All large organization have rules or principles which suit their purposes. Most of the time, the principles are the ones that should be tied to the organization. Sometimes leaders tie their organization to a rule, which by any degree of common sense, the age old question of what were they thinking? comes into play. Because the client base, does not buy into the policy, defending the principle is only digging the hole bigger.
From the book The Kidnapping of Edgardo Mortara by David I Kertzer, Alfred A Knopf, New York 1997, an example is the Edgardo Mortara case of 1858 in Italy. A 6 year Jewish boy was taken from his parents, because the Catholic church said by the virtue of a maid saying the rites of the baptism, the boy was transformed from a Jew to a Catholic. (as opposed to the normal baptismal ceremonies which happen in the church). This baptism gave the church the authority, through the Inquisition department to resue the boy from his parents and relocate him to a Catholic home in order for the boy to be raised Catholic. The Pope in 1858 was a 100% behind the decision. Soon the world knew about the continuing policy and was against it. Eventually, the Pope ran out of supporters and one of the many outcomes was the unification of Italy. The world knew because the Jews in Italy were segregated in ghettos from the Catholics, they had to and did developed social networks, which were used to tell the world.The Catholic Church had felt there were above reproach and had used their various sources to tell their story, but many did not buy it.

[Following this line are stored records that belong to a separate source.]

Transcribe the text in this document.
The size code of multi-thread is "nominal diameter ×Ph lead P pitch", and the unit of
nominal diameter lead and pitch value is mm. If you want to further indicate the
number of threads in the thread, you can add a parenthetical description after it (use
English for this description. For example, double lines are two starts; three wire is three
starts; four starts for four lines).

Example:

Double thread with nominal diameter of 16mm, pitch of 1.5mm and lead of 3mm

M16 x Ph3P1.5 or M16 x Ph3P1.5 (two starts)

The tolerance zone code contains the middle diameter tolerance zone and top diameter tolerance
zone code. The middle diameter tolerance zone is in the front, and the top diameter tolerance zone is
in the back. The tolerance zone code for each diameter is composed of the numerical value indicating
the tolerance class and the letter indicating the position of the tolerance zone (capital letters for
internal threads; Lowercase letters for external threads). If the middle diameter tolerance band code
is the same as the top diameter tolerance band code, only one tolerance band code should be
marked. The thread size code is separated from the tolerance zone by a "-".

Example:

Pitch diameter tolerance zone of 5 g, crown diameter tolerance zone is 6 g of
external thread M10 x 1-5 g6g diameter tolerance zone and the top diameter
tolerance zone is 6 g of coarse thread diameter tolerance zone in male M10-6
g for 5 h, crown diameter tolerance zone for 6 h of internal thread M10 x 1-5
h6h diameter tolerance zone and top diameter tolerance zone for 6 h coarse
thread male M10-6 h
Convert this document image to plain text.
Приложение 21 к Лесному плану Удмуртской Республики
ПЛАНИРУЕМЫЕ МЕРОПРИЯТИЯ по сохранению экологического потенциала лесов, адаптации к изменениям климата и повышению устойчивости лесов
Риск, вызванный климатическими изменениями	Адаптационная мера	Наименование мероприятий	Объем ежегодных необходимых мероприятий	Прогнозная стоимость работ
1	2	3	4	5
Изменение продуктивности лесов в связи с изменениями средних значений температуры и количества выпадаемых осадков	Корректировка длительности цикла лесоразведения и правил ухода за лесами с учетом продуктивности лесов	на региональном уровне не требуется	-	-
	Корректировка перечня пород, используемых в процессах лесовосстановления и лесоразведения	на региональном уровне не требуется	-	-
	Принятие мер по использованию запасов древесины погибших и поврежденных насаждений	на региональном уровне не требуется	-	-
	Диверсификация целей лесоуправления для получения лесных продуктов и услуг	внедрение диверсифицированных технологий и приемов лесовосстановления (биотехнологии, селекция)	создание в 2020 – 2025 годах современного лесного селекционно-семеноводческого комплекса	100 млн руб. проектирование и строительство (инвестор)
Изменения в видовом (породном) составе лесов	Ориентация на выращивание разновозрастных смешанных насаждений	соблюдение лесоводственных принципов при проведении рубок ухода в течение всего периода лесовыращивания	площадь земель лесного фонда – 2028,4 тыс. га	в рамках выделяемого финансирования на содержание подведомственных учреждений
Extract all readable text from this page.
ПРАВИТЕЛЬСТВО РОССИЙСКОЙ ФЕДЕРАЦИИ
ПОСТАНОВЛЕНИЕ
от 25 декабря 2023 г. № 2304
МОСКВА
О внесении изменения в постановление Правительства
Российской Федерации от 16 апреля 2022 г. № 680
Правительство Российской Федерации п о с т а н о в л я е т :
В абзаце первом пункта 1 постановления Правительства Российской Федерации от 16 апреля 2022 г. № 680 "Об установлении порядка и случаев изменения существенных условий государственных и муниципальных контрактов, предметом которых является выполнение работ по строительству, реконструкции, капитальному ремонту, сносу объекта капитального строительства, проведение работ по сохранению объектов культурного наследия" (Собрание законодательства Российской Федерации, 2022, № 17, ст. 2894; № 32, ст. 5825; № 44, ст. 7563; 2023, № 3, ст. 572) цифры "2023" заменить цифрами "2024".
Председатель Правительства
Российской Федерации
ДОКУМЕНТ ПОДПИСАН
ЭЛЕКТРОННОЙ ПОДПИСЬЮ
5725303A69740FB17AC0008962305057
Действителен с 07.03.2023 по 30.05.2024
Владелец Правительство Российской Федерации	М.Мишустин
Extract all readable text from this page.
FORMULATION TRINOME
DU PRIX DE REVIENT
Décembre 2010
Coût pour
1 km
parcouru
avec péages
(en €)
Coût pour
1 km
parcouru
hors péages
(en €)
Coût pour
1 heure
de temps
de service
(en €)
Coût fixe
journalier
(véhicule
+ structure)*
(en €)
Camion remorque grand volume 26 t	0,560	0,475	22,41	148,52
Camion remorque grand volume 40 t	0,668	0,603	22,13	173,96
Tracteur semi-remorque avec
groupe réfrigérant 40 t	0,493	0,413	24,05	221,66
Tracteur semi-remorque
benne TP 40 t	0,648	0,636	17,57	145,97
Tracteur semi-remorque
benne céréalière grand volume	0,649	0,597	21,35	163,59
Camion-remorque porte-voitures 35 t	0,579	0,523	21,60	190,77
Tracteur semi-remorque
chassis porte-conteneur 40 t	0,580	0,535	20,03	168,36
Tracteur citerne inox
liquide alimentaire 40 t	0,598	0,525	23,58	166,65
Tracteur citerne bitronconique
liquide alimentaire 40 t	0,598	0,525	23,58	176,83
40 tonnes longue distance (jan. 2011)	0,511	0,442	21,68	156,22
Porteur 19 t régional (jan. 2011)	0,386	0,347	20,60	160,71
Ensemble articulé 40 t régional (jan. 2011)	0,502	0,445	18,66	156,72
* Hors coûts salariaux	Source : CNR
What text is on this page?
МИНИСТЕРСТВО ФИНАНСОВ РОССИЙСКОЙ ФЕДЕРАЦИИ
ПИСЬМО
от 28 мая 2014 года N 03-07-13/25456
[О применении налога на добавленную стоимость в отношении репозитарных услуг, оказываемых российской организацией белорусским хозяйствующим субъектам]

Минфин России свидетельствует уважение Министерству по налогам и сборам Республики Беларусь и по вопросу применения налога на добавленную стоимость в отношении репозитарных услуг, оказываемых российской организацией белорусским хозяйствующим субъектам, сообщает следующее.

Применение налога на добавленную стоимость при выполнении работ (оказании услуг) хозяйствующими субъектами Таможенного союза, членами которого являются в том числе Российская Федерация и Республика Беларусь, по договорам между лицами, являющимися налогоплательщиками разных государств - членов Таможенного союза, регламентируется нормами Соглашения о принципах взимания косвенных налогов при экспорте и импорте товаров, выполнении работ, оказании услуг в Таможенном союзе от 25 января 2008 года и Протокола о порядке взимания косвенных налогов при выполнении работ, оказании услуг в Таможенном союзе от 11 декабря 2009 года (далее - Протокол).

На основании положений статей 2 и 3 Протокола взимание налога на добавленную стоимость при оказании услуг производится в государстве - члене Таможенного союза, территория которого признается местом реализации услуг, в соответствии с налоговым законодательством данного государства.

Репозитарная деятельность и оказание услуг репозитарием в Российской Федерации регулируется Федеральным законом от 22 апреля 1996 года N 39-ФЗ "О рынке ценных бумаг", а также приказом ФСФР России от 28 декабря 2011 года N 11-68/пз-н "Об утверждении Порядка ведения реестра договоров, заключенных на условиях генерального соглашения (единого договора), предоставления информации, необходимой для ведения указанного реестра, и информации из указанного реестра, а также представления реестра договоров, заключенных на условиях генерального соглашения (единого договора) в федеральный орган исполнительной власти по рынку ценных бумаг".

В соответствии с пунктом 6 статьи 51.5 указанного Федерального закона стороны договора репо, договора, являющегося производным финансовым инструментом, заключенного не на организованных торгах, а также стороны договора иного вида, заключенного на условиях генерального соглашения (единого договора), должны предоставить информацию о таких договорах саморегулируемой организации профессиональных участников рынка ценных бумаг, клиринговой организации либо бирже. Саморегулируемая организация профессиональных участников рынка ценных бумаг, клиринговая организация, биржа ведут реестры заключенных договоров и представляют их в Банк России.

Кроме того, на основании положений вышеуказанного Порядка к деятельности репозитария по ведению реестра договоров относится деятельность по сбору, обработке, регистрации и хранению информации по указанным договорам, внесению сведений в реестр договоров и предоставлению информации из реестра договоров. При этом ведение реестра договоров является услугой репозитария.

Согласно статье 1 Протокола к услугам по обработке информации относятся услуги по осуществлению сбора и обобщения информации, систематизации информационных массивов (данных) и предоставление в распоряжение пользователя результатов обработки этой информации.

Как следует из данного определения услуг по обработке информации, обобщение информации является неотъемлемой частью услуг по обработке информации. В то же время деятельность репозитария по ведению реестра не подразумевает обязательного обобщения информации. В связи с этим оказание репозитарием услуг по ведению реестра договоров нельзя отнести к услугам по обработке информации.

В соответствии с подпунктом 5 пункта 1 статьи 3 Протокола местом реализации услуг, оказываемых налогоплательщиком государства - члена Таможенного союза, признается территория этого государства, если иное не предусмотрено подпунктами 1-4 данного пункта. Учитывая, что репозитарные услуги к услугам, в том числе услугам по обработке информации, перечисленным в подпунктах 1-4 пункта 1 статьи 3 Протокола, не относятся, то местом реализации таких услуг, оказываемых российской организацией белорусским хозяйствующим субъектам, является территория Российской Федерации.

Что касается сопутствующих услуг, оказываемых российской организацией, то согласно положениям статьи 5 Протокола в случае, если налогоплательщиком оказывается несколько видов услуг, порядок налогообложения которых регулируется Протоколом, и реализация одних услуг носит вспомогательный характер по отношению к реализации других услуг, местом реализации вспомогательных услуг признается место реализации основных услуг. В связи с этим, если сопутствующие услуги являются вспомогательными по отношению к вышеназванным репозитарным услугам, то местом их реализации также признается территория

Linking to dividend paying stocks, often times the companies that are paying dividends are large and because they have been successful, always think they will be. Those that think they will always be successful, become arrogant and alternatives in the marketplace develop. Policies which make common sense at both the policy and implementation level keep customers. When the two are different, the seeds of doubt and the beginning to look for alternatives happen. If you own shares in a company and have a relationship with it, you will be able to tell if the two policies are in tune. Defending bad policy whether it was 100 years ago or today, is wasting a lot of resources in a never ending hole.